L’Italia è uscita ufficialmente dalla nuova Via della Seta, dopo mesi di negoziati riservati e annunci pubblici, che avevano già chiarito che questa sarebbe stata la direzione verso cui il governo voleva andare. Lo ha rivelato il Corriere della Sera, secondo cui l’Italia ha prodotto una nota verbale e l’ha corredata da promesse di amicizia strategica con la Cina.

Il progetto

La nuova Via della Seta, conosciuta anche come Belt and Road Initiative (Bri), è un progetto infrastrutturale annunciato dal presidente cinese Xi Jinping nel 2013 con l’obiettivo di collegare l’Asia con l’Africa e l’Europa. L’Italia è stata il primo paese del G7 ad aderire al progetto. Nel 2019 il governo Conte I ha firmato il memorandum con la Cina che avrebbe dovuto prevedere finanziamenti, infrastrutture e indotto per un valore di 20 miliardi di euro.

L’Italia ha visto l’opportunità di sfruttare a proprio favore gli investimenti e la possibilità di espandere l’accesso delle esportazioni italiane al mercato cinese. Ma le aspettative sono state deluse. Finora i progetti previsti dal memorandum non sono stati realizzati. Anzi, gli investimenti sono diminuiti fino ad arrivare a 33 milioni nel 2021 mentre la Cina continuava ad investire nei paesi europei non Bri come Germania, Francia e i paesi del Benelux.

È stata la dimostrazione per l’Italia che l’adesione al progetto non garantiva uno status speciale nei rapporti con la Repubblica popolare cinese. Il cambiamento è iniziato già con il governo Conte II, poi con Mario Draghi ed infine con il governo Meloni. La presidente del Consiglio, Giorgia Meloni, lo ha definito dall’inizio del suo governo come un «grosso errore».

Nel settembre 2023, durante il G20, ha detto: «Il tema è come garantire, indipendentemente dalle scelte che faremo sulla Bri, un partenariato vantaggioso per entrambi». Le sue affermazioni avevano già chiarito che l’Italia non aveva alcuna intenzione a rinnovare l’accordo in scadenza a marzo 2024.

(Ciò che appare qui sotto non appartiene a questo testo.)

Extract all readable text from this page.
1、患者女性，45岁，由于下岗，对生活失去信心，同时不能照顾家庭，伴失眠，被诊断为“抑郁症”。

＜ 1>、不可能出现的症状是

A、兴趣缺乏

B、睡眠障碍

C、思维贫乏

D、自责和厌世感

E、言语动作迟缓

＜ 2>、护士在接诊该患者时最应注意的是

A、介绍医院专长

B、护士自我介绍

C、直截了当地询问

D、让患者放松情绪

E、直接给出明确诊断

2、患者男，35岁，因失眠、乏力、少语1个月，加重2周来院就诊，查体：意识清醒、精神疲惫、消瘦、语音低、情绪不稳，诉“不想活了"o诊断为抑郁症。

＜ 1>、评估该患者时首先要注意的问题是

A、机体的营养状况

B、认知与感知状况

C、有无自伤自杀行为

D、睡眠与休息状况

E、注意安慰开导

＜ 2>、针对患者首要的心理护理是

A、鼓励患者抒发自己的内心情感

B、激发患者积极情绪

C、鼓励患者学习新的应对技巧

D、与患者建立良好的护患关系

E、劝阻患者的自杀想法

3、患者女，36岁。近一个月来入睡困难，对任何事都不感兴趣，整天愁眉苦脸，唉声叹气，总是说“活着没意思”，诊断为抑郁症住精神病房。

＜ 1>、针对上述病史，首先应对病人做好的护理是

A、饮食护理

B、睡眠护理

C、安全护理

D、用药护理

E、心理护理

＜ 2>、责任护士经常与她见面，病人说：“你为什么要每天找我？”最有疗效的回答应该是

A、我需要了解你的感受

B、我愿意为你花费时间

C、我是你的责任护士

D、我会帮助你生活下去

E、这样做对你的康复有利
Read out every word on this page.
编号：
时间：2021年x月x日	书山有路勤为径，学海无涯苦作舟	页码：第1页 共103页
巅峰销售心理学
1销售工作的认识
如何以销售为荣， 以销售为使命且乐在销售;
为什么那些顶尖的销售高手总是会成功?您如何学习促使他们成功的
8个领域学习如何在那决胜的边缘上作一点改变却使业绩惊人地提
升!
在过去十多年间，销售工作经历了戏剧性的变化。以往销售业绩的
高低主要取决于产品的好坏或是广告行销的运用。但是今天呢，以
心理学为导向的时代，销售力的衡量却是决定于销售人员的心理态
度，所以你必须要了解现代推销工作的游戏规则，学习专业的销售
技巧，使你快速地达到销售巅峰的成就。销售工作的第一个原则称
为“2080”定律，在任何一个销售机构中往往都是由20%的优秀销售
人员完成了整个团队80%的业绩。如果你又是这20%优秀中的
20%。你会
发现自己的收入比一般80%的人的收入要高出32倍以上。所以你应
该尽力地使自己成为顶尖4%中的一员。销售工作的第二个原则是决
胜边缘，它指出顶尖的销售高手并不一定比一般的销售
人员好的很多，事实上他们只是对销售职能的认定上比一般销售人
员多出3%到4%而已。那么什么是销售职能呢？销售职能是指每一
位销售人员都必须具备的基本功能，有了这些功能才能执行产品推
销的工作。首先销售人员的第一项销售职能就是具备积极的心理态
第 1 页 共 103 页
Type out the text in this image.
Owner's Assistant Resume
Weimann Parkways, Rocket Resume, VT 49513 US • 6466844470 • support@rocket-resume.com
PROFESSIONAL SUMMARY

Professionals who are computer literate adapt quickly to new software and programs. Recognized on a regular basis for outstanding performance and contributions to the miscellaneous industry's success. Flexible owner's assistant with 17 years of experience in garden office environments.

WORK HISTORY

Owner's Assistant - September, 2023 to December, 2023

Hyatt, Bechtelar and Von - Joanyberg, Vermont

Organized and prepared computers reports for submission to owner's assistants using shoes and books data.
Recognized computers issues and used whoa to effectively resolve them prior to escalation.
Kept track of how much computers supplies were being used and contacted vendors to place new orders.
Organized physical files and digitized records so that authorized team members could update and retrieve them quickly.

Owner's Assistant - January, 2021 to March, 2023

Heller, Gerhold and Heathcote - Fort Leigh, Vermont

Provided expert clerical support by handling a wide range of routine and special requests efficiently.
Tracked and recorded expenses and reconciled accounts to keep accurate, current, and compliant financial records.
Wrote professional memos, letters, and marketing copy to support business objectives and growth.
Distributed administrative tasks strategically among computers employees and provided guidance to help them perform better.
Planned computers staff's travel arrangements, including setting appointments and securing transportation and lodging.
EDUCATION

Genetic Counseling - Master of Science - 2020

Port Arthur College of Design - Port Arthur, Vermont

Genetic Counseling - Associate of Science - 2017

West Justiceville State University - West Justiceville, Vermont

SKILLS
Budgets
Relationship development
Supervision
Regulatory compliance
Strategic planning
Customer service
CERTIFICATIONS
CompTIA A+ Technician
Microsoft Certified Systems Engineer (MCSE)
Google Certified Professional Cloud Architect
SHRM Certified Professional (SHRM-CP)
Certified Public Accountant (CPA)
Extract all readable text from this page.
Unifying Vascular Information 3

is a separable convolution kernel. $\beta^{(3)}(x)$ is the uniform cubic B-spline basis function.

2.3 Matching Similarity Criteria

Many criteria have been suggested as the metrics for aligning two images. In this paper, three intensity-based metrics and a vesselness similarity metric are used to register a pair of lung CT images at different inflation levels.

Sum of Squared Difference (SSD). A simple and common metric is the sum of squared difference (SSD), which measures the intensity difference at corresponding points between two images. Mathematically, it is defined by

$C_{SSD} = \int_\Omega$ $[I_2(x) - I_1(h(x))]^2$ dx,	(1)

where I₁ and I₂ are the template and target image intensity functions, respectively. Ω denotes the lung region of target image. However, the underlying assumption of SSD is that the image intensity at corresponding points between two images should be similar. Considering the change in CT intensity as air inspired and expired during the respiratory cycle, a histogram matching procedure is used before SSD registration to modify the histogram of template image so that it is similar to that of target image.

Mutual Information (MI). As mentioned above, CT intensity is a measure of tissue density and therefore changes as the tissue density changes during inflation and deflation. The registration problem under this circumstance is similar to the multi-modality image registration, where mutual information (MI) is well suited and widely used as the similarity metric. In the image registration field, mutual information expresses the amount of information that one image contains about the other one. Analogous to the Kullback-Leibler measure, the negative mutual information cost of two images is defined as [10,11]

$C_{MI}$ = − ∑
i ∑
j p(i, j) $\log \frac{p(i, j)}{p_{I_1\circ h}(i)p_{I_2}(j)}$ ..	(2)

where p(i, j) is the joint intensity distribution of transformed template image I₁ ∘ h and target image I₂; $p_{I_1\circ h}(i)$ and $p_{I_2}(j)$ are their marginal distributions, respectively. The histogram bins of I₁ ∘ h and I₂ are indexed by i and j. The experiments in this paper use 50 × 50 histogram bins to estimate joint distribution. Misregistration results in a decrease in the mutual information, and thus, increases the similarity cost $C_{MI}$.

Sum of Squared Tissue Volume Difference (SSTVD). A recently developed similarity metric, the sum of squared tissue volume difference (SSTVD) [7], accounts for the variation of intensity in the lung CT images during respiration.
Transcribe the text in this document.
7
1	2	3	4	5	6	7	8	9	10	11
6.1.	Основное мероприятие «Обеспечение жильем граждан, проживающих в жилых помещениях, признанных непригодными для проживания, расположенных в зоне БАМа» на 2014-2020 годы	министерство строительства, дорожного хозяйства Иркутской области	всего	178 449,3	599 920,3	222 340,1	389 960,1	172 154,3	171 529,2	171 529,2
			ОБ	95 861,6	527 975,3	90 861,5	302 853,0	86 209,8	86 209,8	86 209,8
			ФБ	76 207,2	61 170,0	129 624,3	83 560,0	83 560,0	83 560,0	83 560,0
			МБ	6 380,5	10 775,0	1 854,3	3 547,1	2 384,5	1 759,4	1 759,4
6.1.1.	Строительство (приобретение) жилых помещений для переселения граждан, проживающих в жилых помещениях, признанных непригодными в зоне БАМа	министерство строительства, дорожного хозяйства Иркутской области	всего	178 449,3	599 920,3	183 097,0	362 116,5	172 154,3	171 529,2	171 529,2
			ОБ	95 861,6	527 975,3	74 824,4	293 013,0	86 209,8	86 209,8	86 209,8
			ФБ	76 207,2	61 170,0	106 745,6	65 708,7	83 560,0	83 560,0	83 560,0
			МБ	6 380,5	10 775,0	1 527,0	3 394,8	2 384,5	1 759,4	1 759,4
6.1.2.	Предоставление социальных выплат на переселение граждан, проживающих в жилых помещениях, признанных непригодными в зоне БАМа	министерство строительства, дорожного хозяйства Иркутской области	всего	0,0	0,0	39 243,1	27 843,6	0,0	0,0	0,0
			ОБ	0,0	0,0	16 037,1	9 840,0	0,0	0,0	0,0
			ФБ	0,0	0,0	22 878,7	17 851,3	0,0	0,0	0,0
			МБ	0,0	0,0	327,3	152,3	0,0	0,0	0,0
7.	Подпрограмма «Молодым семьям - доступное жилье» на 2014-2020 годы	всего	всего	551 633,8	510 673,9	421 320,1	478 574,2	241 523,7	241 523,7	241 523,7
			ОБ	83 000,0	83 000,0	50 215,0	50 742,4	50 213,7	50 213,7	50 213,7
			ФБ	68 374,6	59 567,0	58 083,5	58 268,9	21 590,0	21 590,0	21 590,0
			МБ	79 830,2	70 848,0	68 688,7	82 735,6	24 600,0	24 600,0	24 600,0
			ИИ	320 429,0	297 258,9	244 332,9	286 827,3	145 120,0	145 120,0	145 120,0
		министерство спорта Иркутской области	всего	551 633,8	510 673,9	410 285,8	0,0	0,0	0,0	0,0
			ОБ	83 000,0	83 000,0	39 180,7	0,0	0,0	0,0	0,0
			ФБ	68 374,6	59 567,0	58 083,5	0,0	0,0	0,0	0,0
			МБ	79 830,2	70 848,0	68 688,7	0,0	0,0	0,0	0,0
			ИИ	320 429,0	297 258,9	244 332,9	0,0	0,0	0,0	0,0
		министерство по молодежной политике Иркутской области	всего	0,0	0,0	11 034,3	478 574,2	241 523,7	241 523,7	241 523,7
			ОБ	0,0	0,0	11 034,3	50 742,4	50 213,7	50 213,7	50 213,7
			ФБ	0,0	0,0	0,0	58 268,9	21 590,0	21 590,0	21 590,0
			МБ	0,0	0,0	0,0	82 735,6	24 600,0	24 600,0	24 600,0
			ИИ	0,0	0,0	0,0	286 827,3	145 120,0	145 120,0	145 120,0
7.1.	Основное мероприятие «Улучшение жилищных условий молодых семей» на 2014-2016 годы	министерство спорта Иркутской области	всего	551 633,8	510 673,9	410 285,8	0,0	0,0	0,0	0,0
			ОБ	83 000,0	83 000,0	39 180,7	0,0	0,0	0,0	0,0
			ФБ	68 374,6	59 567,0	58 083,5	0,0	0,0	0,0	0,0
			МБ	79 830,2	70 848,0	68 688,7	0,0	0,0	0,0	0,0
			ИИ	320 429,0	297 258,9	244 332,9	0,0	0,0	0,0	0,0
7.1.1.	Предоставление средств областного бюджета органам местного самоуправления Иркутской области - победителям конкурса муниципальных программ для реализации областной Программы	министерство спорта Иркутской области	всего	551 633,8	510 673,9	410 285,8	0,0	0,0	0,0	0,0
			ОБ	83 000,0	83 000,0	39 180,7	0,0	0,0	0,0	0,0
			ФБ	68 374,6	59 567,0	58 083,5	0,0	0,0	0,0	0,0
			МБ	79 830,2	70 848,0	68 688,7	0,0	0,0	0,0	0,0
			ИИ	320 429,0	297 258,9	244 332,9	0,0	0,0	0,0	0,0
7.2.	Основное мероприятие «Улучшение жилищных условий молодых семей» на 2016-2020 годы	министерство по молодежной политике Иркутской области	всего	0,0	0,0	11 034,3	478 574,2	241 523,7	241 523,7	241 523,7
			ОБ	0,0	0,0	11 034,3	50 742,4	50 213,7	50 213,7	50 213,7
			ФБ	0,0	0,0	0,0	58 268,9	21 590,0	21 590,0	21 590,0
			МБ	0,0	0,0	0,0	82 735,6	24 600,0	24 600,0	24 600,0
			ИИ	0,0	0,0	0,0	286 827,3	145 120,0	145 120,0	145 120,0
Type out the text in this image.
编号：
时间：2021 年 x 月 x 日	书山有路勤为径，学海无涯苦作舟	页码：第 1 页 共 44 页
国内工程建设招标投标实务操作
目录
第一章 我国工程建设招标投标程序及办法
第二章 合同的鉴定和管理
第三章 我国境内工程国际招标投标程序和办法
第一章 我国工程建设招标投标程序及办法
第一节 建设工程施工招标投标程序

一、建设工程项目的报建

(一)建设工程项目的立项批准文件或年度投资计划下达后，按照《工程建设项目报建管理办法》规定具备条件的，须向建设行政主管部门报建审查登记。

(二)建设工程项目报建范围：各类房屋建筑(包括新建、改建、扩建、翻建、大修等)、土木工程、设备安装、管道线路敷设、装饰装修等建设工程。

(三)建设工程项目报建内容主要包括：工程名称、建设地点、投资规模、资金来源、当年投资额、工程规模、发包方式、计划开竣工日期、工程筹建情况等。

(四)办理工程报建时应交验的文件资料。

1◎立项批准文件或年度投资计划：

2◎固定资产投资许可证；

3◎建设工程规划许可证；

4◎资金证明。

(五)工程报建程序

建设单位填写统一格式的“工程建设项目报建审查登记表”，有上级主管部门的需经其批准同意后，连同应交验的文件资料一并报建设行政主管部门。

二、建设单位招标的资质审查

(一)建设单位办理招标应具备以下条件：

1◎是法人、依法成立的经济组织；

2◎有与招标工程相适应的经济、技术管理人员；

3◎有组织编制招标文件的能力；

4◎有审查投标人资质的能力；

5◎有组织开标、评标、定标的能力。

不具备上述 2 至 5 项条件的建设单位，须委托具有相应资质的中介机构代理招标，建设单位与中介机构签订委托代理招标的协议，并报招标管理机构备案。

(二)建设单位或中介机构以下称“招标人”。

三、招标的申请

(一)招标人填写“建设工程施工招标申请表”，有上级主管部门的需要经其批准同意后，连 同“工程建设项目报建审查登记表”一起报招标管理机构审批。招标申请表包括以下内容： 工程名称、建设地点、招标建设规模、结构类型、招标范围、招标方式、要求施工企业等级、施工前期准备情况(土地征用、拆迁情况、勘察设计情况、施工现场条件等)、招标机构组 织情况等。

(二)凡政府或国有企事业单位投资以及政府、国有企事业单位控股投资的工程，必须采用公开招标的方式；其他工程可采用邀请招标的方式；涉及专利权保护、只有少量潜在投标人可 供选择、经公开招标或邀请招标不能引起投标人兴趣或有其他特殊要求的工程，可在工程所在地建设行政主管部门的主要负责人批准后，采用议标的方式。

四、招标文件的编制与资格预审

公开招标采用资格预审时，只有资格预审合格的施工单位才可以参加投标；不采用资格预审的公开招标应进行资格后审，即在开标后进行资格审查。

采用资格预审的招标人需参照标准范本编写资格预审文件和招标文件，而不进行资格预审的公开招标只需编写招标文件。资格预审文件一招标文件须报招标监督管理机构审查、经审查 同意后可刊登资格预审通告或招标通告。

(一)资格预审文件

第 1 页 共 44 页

Ma la modalità con cui ha deciso di farlo è a sua volta un segnale politico, diretto innazitutto agli alleati europei: mentre la presidente della Commissione Ue, Ursula von der Leyen, vola a Pechino per confermare la politica di allontanamento dal regime di Xi, Meloni certifica il suo allineamento nel modo più scenografico possibile.

Il ruolo di Usa e Ue

La scelta di aderire al piano cinese aveva sollevato anche le critiche di Stati Uniti e Unione europea. La stessa Ue aveva definito la Cina come «rivale sistemico» nel 2019, l’anno dell’adesione. Gli Stati Uniti, storico rivale cinese, avevano raccomandato all’Italia di non legittimare «il progetto di vanità infrastrutturale».

Durante il G20, il presidente americano, Joe Biden, aveva proposto il nuovo piano Imec, un corridoio economico tra India, Medio Oriente e Europa per combattere la spinta cinese della Bri sulle infrastrutture globali. Dopo aver firmato già il piano Imec, la scelta di ritirarsi dalla Via della Seta dimostra un chiaro cambio di rotta del governo Meloni verso un rafforzamento con l’alleato americano.

Già a luglio, il presidente Biden aveva invitato Giorgia Meloni per discutere di progetti economici comuni. Biden aveva sottolineato l’appoggio deciso alle politiche della Nato da parte dell’Italia di Meloni. Riguardo il piano Bri, Meloni aveva detto: «Il presidente degli Stati Uniti non ha mai sollevato direttamente la questione con me».

Piani futuri

Nella nota ufficiale, l’Italia ha sottolineato la sua intenzione di mantenere il rapporto economico con la Repubblica popolare cinese. Palazzo Chigi non ha dato ulteriori chiarimenti relativi all’uscita dalla Via della Seta. Il ministro degli Esteri, Antonio Tajani, ha confermato che la via della Seta non è più una priorità del governo e che non ha prodotto «gli effetti sperati».

L’obiettivo è di continuare a coltivare ottimi rapporti e per questo, l’anno prossimo ci sarà comunque «una riunione intergovernativa Italia Cina per affrontare tutti i temi del commercio internazionale».